You can add polynomials (as it is neccesary for a vector space). If you have polynomials $p(x)=a_0 + a_1 x + a_2 x^2 + \dots a_n x^n$ and $q(x) = b_0 + b_1x + \dots +b_mx^m$ (so all $a_i$ and $b_i$ are elements of $F$), you can add those two to obtain
$$(p+q)(x) = \sum_{i=0}^{\max(m,n)} (a_i+b_i)x^i$$
where we set all $a_i$ and $b_i$ not already defined to $0$.

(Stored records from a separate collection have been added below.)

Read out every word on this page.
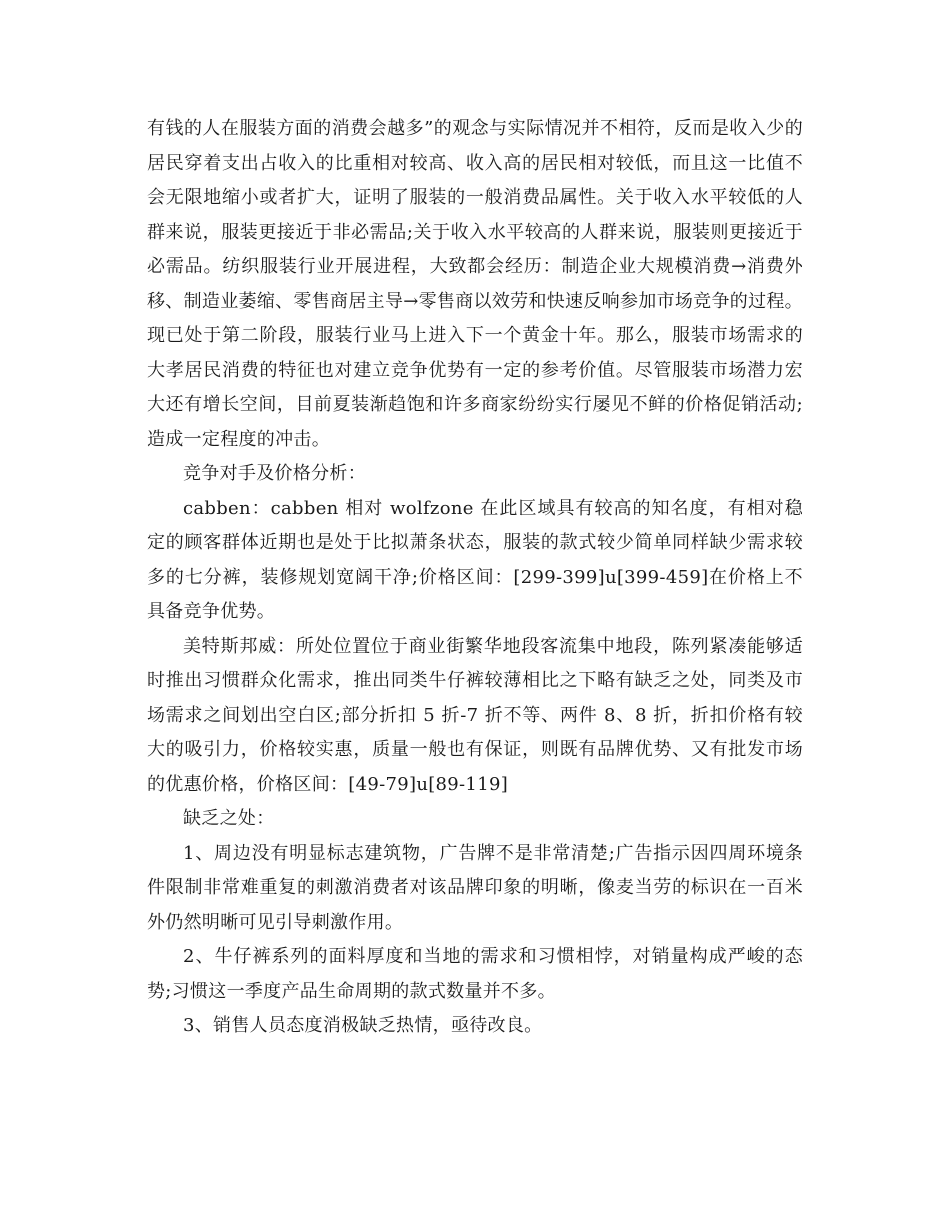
有钱的人在服装方面的消费会越多”的观念与实际情况并不相符，反而是收入少的居民穿着支出占收入的比重相对较高、收入高的居民相对较低，而且这一比值不会无限地缩小或者扩大，证明了服装的一般消费品属性。关于收入水平较低的人群来说，服装更接近于非必需品;关于收入水平较高的人群来说，服装则更接近于必需品。纺织服装行业开展进程，大致都会经历：制造企业大规模消费→消费外移、制造业萎缩、零售商居主导→零售商以效劳和快速反响参加市场竞争的过程。现已处于第二阶段，服装行业马上进入下一个黄金十年。那么，服装市场需求的大孝居民消费的特征也对建立竞争优势有一定的参考价值。尽管服装市场潜力宏大还有增长空间，目前夏装渐趋饱和许多商家纷纷实行屡见不鲜的价格促销活动;造成一定程度的冲击。

竞争对手及价格分析：

cabben：cabben 相对 wolfzone 在此区域具有较高的知名度，有相对稳定的顾客群体近期也是处于比拟萧条状态，服装的款式较少简单同样缺少需求较多的七分裤，装修规划宽阔干净;价格区间：[299-399]u[399-459]在价格上不具备竞争优势。

美特斯邦威：所处位置位于商业街繁华地段客流集中地段，陈列紧凑能够适时推出习惯群众化需求，推出同类牛仔裤较薄相比之下略有缺乏之处，同类及市场需求之间划出空白区;部分折扣 5 折-7 折不等、两件 8、8 折，折扣价格有较大的吸引力，价格较实惠，质量一般也有保证，则既有品牌优势、又有批发市场的优惠价格，价格区间：[49-79]u[89-119]

缺乏之处：

1、周边没有明显标志建筑物，广告牌不是非常清楚;广告指示因四周环境条件限制非常难重复的刺激消费者对该品牌印象的明晰，像麦当劳的标识在一百米外仍然明晰可见引导刺激作用。

2、牛仔裤系列的面料厚度和当地的需求和习惯相悖，对销量构成严峻的态势;习惯这一季度产品生命周期的款式数量并不多。

3、销售人员态度消极缺乏热情，亟待改良。
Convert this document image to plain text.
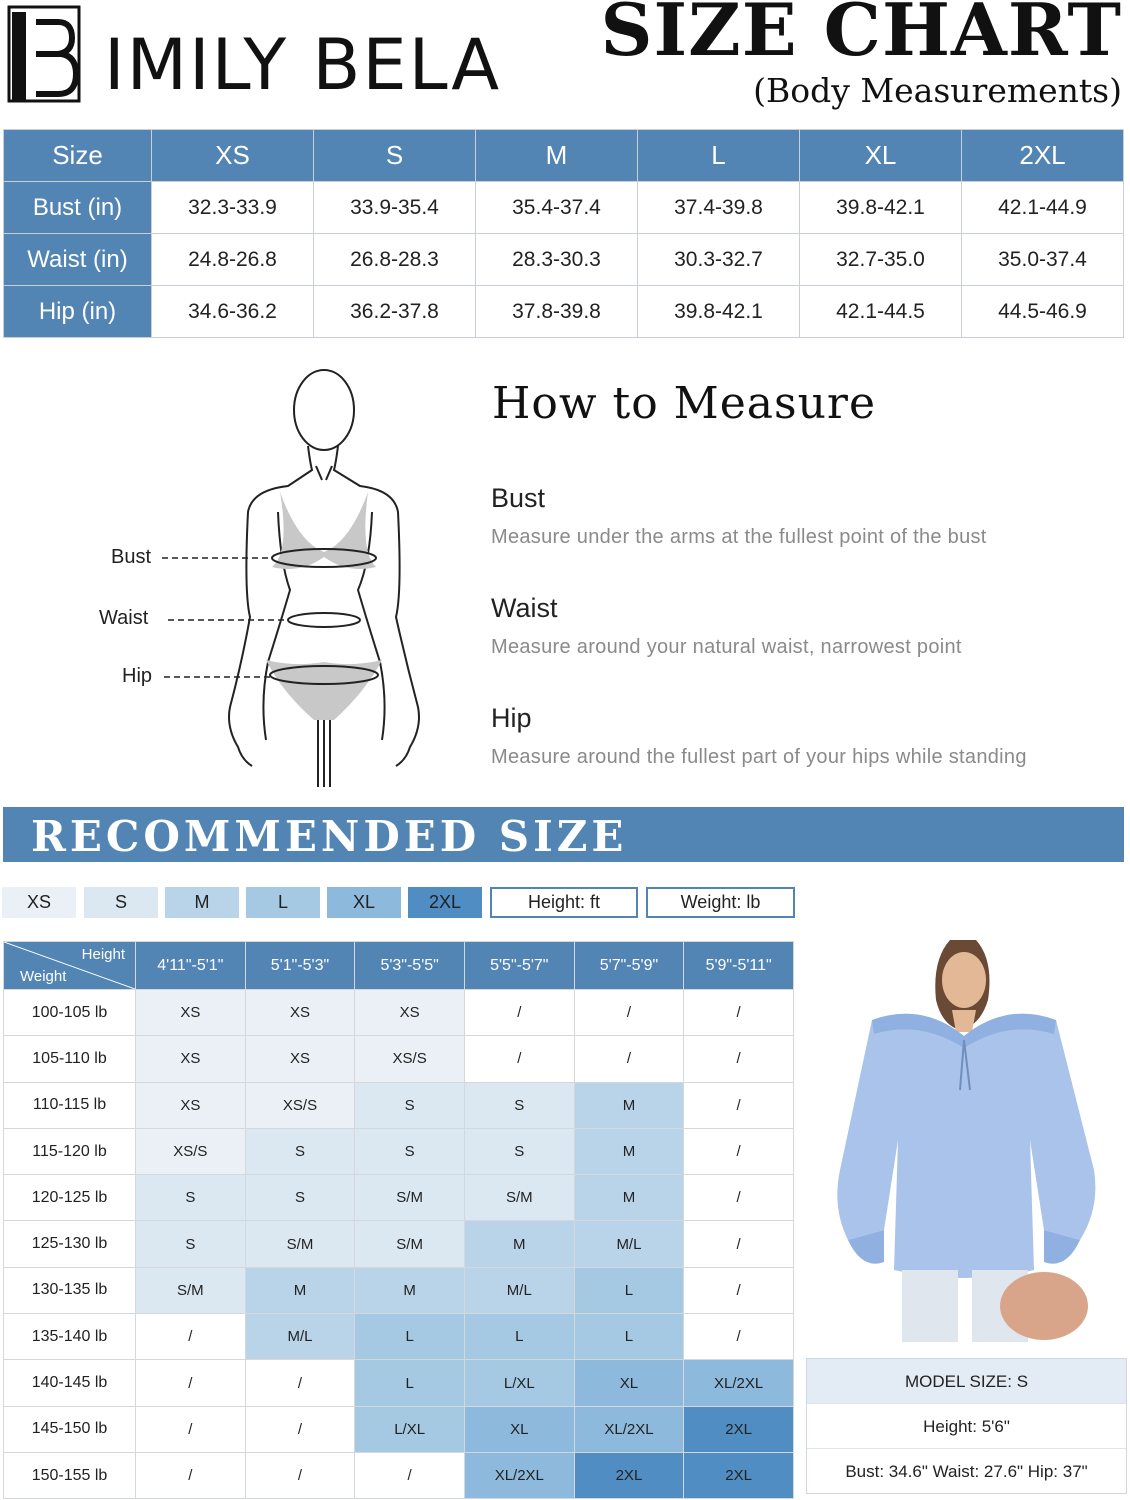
IMILY BELA SIZE CHART
(Body Measurements)
Size	XS	S	M	L	XL	2XL
Bust (in)	32.3-33.9	33.9-35.4	35.4-37.4	37.4-39.8	39.8-42.1	42.1-44.9
Waist (in)	24.8-26.8	26.8-28.3	28.3-30.3	30.3-32.7	32.7-35.0	35.0-37.4
Hip (in)	34.6-36.2	36.2-37.8	37.8-39.8	39.8-42.1	42.1-44.5	44.5-46.9
Bust
Waist
Hip
How to Measure
Bust
Measure under the arms at the fullest point of the bust
Waist
Measure around your natural waist, narrowest point
Hip
Measure around the fullest part of your hips while standing
RECOMMENDED SIZE
XS	S	M	L	XL	2XL	Height: ft	Weight: lb
Height
Weight	4'11"-5'1"	5'1"-5'3"	5'3"-5'5"	5'5"-5'7"	5'7"-5'9"	5'9"-5'11"
100-105 lb	XS	XS	XS	/	/	/
105-110 lb	XS	XS	XS/S	/	/	/
110-115 lb	XS	XS/S	S	S	M	/
115-120 lb	XS/S	S	S	S	M	/
120-125 lb	S	S	S/M	S/M	M	/
125-130 lb	S	S/M	S/M	M	M/L	/
130-135 lb	S/M	M	M	M/L	L	/
135-140 lb	/	M/L	L	L	L	/
140-145 lb	/	/	L	L/XL	XL	XL/2XL
145-150 lb	/	/	L/XL	XL	XL/2XL	2XL
150-155 lb	/	/	/	XL/2XL	2XL	2XL
MODEL SIZE: S
Height: 5'6"
Bust: 34.6" Waist: 27.6" Hip: 37"
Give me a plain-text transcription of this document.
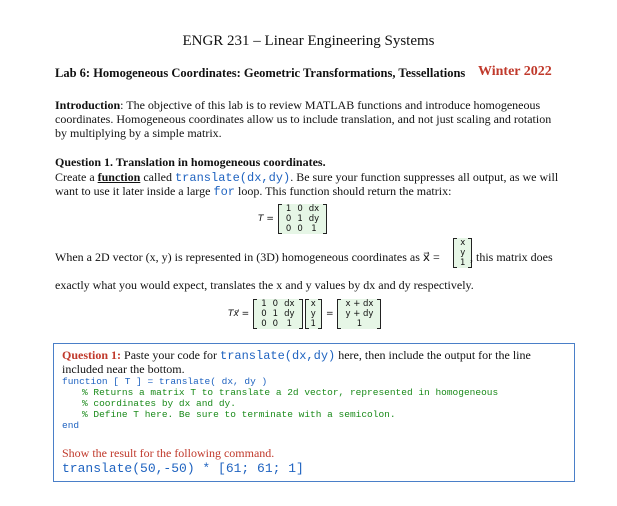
ENGR 231 – Linear Engineering Systems
Lab 6: Homogeneous Coordinates: Geometric Transformations, Tessellations Winter 2022
Introduction: The objective of this lab is to review MATLAB functions and introduce homogeneous coordinates. Homogeneous coordinates allow us to include translation, and not just scaling and rotation by multiplying by a simple matrix.
Question 1. Translation in homogeneous coordinates.
Create a function called translate(dx,dy). Be sure your function suppresses all output, as we will
want to use it later inside a large for loop. This function should return the matrix:
T =
1	0	dx
0	1	dy
0	0	1
When a 2D vector (x, y) is represented in (3D) homogeneous coordinates as x⃗ =
x
y
1 , this matrix does
exactly what you would expect, translates the x and y values by dx and dy respectively.
Tx⃗ =
1	0	dx
0	1	dy
0	0	1
x
y
1
=
x + dx
y + dy
1
Question 1: Paste your code for translate(dx,dy) here, then include the output for the line included near the bottom.
function [ T ] = translate( dx, dy )
% Returns a matrix T to translate a 2d vector, represented in homogeneous
% coordinates by dx and dy.
% Define T here. Be sure to terminate with a semicolon.
end
Show the result for the following command.
translate(50,-50) * [61; 61; 1]
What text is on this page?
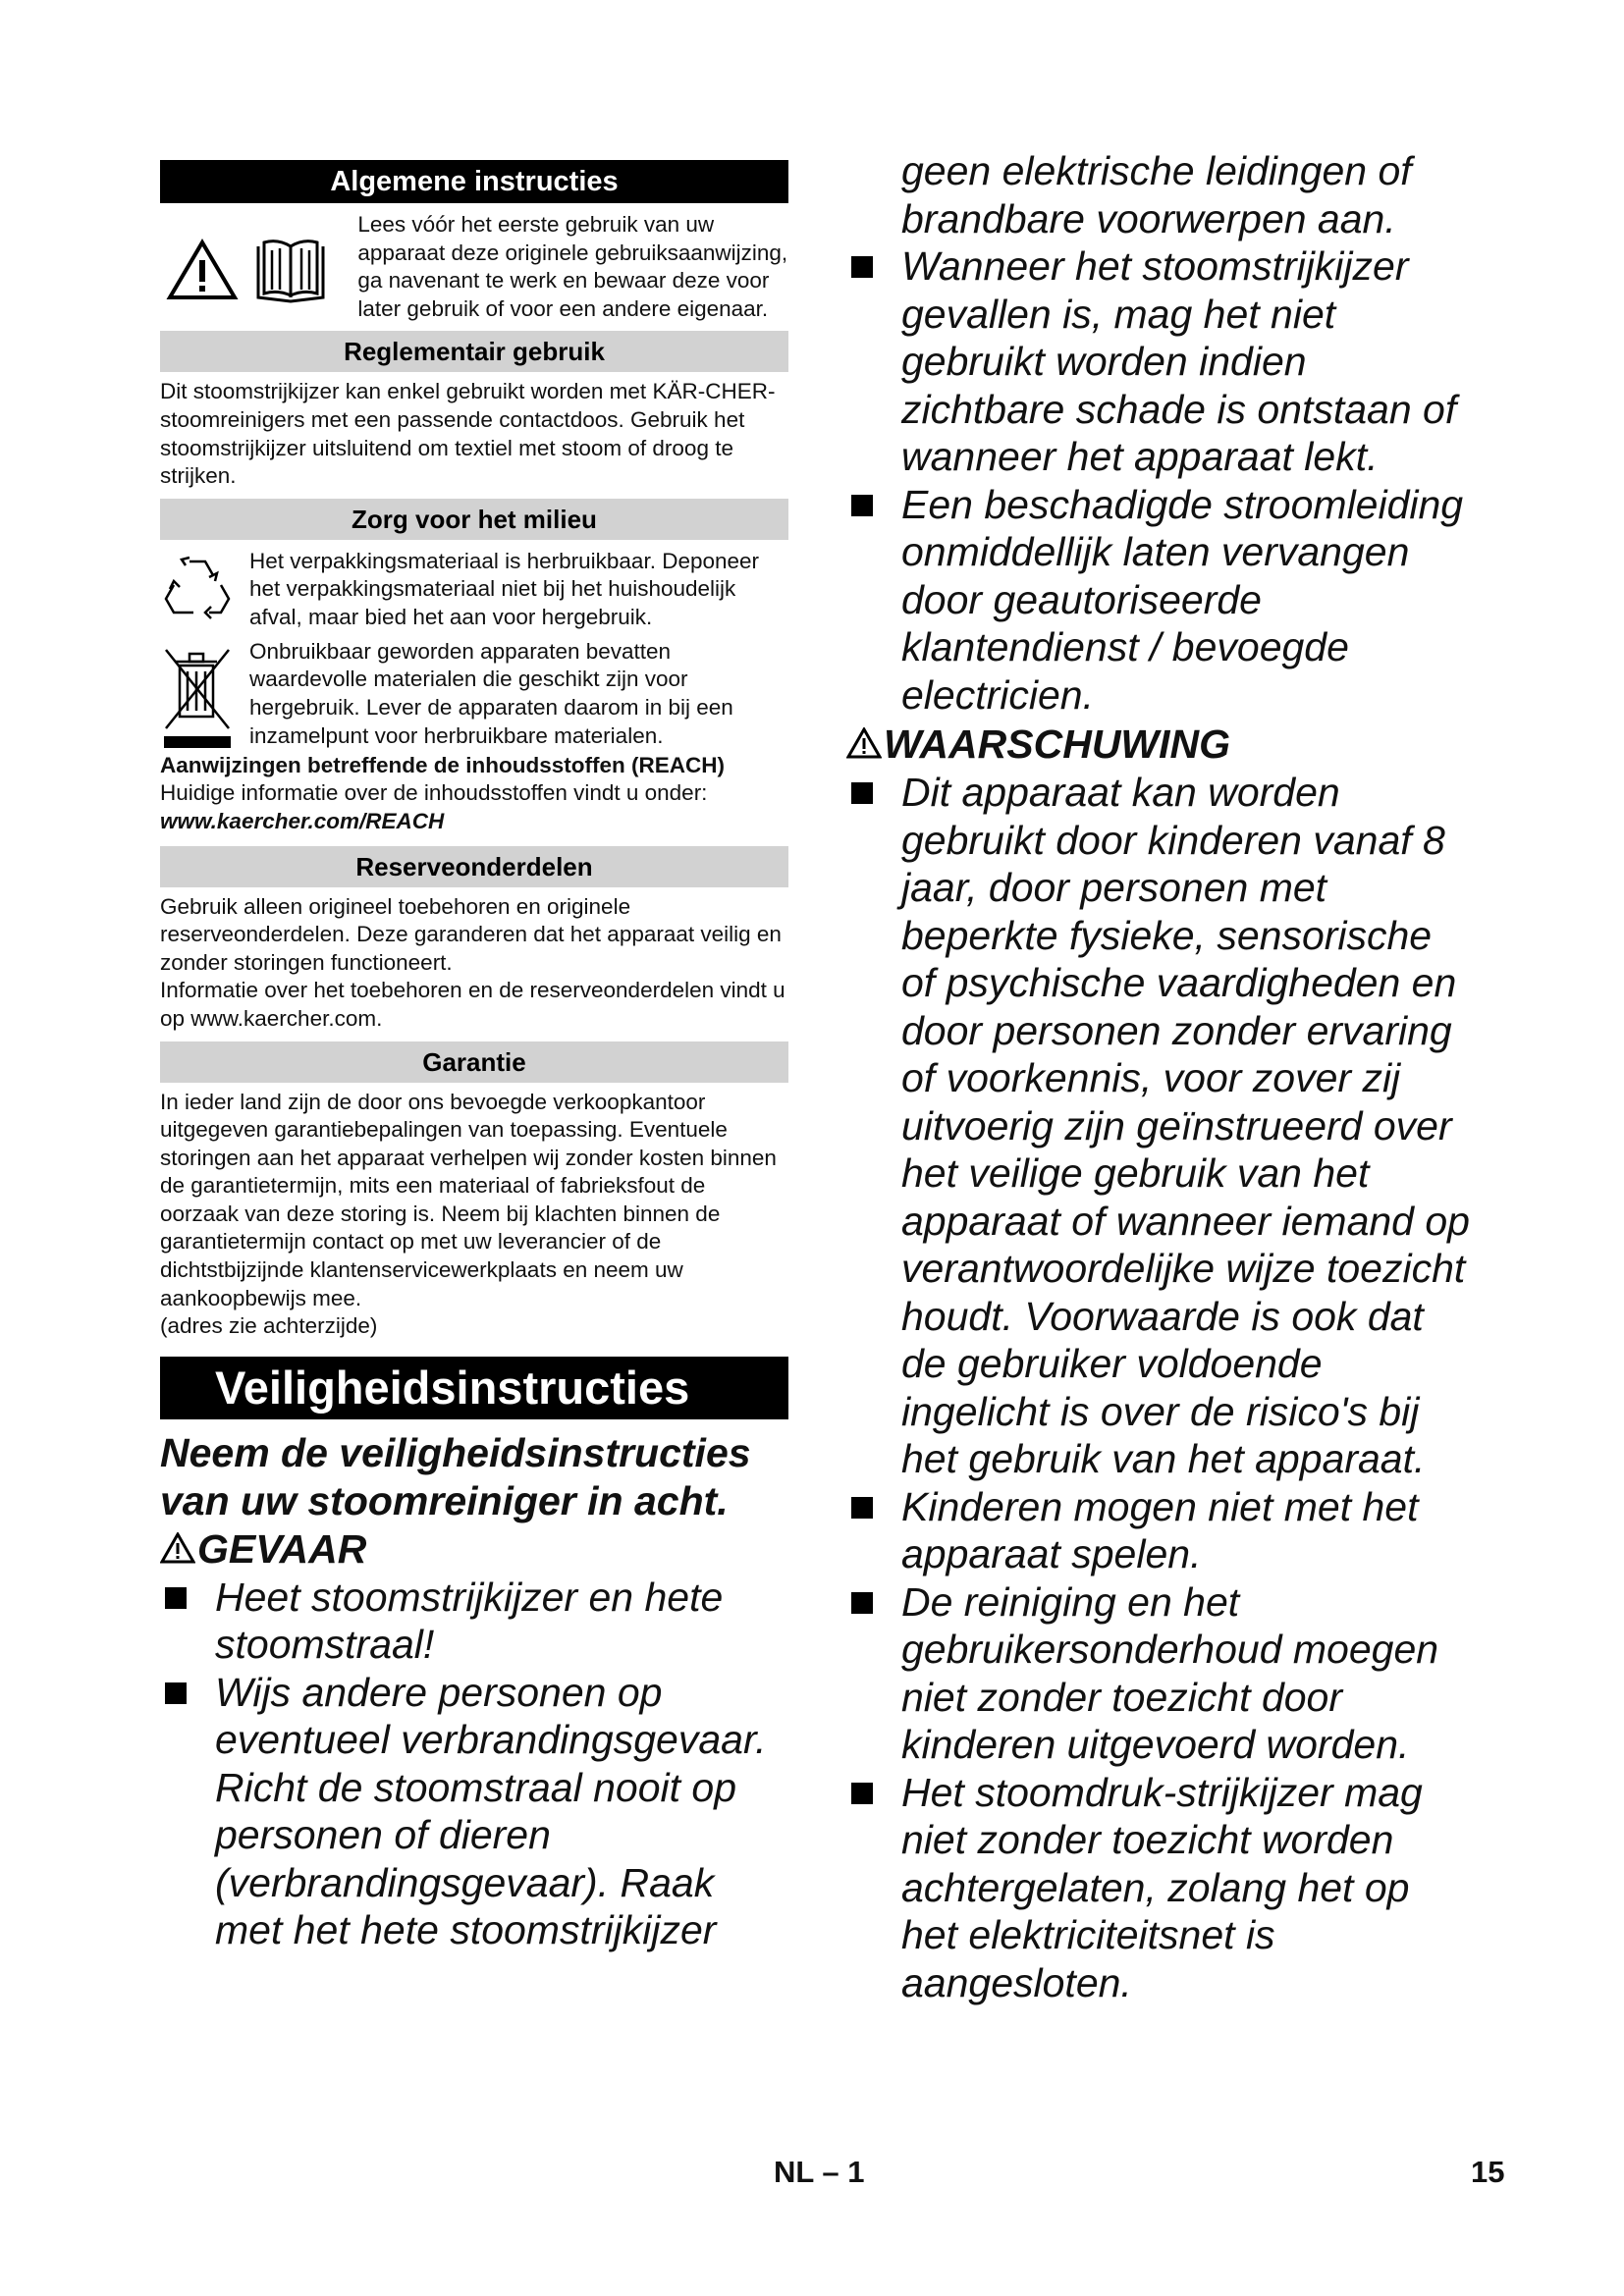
Algemene instructies
Lees vóór het eerste gebruik van uw apparaat deze originele gebruiksaanwijzing, ga navenant te werk en bewaar deze voor later gebruik of voor een andere eigenaar.
Reglementair gebruik

Dit stoomstrijkijzer kan enkel gebruikt worden met KÄR-CHER-stoomreinigers met een passende contactdoos. Gebruik het stoomstrijkijzer uitsluitend om textiel met stoom of droog te strijken.

Zorg voor het milieu
Het verpakkingsmateriaal is herbruikbaar. Deponeer het verpakkingsmateriaal niet bij het huishoudelijk afval, maar bied het aan voor hergebruik.
Onbruikbaar geworden apparaten bevatten waardevolle materialen die geschikt zijn voor hergebruik. Lever de apparaten daarom in bij een inzamelpunt voor herbruikbare materialen.

Aanwijzingen betreffende de inhoudsstoffen (REACH)

Huidige informatie over de inhoudsstoffen vindt u onder:

www.kaercher.com/REACH

Reserveonderdelen

Gebruik alleen origineel toebehoren en originele reserveonderdelen. Deze garanderen dat het apparaat veilig en zonder storingen functioneert.

Informatie over het toebehoren en de reserveonderdelen vindt u op www.kaercher.com.

Garantie

In ieder land zijn de door ons bevoegde verkoopkantoor uitgegeven garantiebepalingen van toepassing. Eventuele storingen aan het apparaat verhelpen wij zonder kosten binnen de garantietermijn, mits een materiaal of fabrieksfout de oorzaak van deze storing is. Neem bij klachten binnen de garantietermijn contact op met uw leverancier of de dichtstbijzijnde klantenservicewerkplaats en neem uw aankoopbewijs mee.

(adres zie achterzijde)

Veiligheidsinstructies

Neem de veiligheidsinstructies van uw stoomreiniger in acht.

GEVAAR

Heet stoomstrijkijzer en hete stoomstraal!
Wijs andere personen op eventueel verbrandingsgevaar. Richt de stoomstraal nooit op personen of dieren (verbrandingsgevaar). Raak met het hete stoomstrijkijzer
geen elektrische leidingen of brandbare voorwerpen aan.
Wanneer het stoomstrijkijzer gevallen is, mag het niet gebruikt worden indien zichtbare schade is ontstaan of wanneer het apparaat lekt.
Een beschadigde stroomleiding onmiddellijk laten vervangen door geautoriseerde klantendienst / bevoegde electricien.

WAARSCHUWING

Dit apparaat kan worden gebruikt door kinderen vanaf 8 jaar, door personen met beperkte fysieke, sensorische of psychische vaardigheden en door personen zonder ervaring of voorkennis, voor zover zij uitvoerig zijn geïnstrueerd over het veilige gebruik van het apparaat of wanneer iemand op verantwoordelijke wijze toezicht houdt. Voorwaarde is ook dat de gebruiker voldoende ingelicht is over de risico's bij het gebruik van het apparaat.
Kinderen mogen niet met het apparaat spelen.
De reiniging en het gebruikersonderhoud moegen niet zonder toezicht door kinderen uitgevoerd worden.
Het stoomdruk-strijkijzer mag niet zonder toezicht worden achtergelaten, zolang het op het elektriciteitsnet is aangesloten.
NL – 1	15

You can also multiply $p$ with a scalar $\alpha \in F$:
$$(\alpha p)(x) = \sum_{i=1}^n (\alpha a_i)x^i$$
So why is a polynomial not a map?
Given a polynomial $p(x)\in F[x]$, we can define a map $\sigma_p\colon F \to F, a \mapsto p(a)$. If you think of the polynomial $x^2$ as a parabola, you consider this map. But this map is not the same as $p(x)$. For example, take $F=\mathbb Z / 2\mathbb Z$, the field with two elements. Then the polynomials $p(x) = x^2$ and $q(x) = x$ are different (since they have different coefficients), but the evaluation maps $\sigma_p\colon \mathbb Z / 2\mathbb Z \to \mathbb Z / 2\mathbb Z, x\mapsto x^2$ and $\sigma_q \colon \mathbb Z / 2\mathbb Z \to \mathbb Z / 2\mathbb Z, x\mapsto x$ are the same (since $x^2=x$ for all $x \in \mathbb Z / 2\mathbb Z$).
A: There are a lot of questions and potential confusions here, I will try to clarify some of them with the use of examples. 
$P_1(\mathbb{R})$ is the set of all linear functions with real coefficients, i.e. $ax^1+b x^0$ where $a$ and $b$ are real. The polynomial $x+5$ is an element of this space because $x+5= 1x^1+ 5 x^0$.
On the other hand, $P_2(\mathbb{C})$ is the set of all quadratic polynomials with complex coefficients. An example element in this space is the polynomial $3x^2+(2+i)x+3$. Another example is $3x^2+0x+1$, which is usually written as $3x^2+1$. This example is actually also an element of $P_2(\mathbb{R})$ too, because all the coefficients are real.
A: A polynomial with coefficients in the field $F$ in the variable $X$ is an expression of the sort
$$
P(X)=a_o+a_1X+a_2X^2+\cdots+a_dX^d
$$
where the coefficients $a_i\in F$. Polynomials can be added and multiplied in the usual way to give other polynomials as result. A polynomial can also be multiplied by a scalar (i.e. an element of $F$) and a result is a polynomial.
(In fact there's a more formal definition of polynomials, but let's ignore it for now)
There's a notion of degree of a polynomial. The polynomial $P(X)$ written above has degree $\deg(P(X))=d$ provided $a_d\neq0$. The degree of a polynomial is well-behaved under the operations described above, namely
$$
\deg(P+Q)\leq\max(\deg(P),\deg(Q)),\ \deg(PQ)=\deg(P)+\deg(Q),\ \deg(aP)=\deg(P)
$$
as long as $a\neq0$. The first and last such relations for the degree imply that if we let
$$
P_m(X)=\{\text{polynomials $P(X)$ such that $\deg(P)\leq m$}\}
$$
then $P_m(X)$ is closed under addition and multiplication by scalars. A straightforward exercise shows then that $P_m(X)$ is a linear space.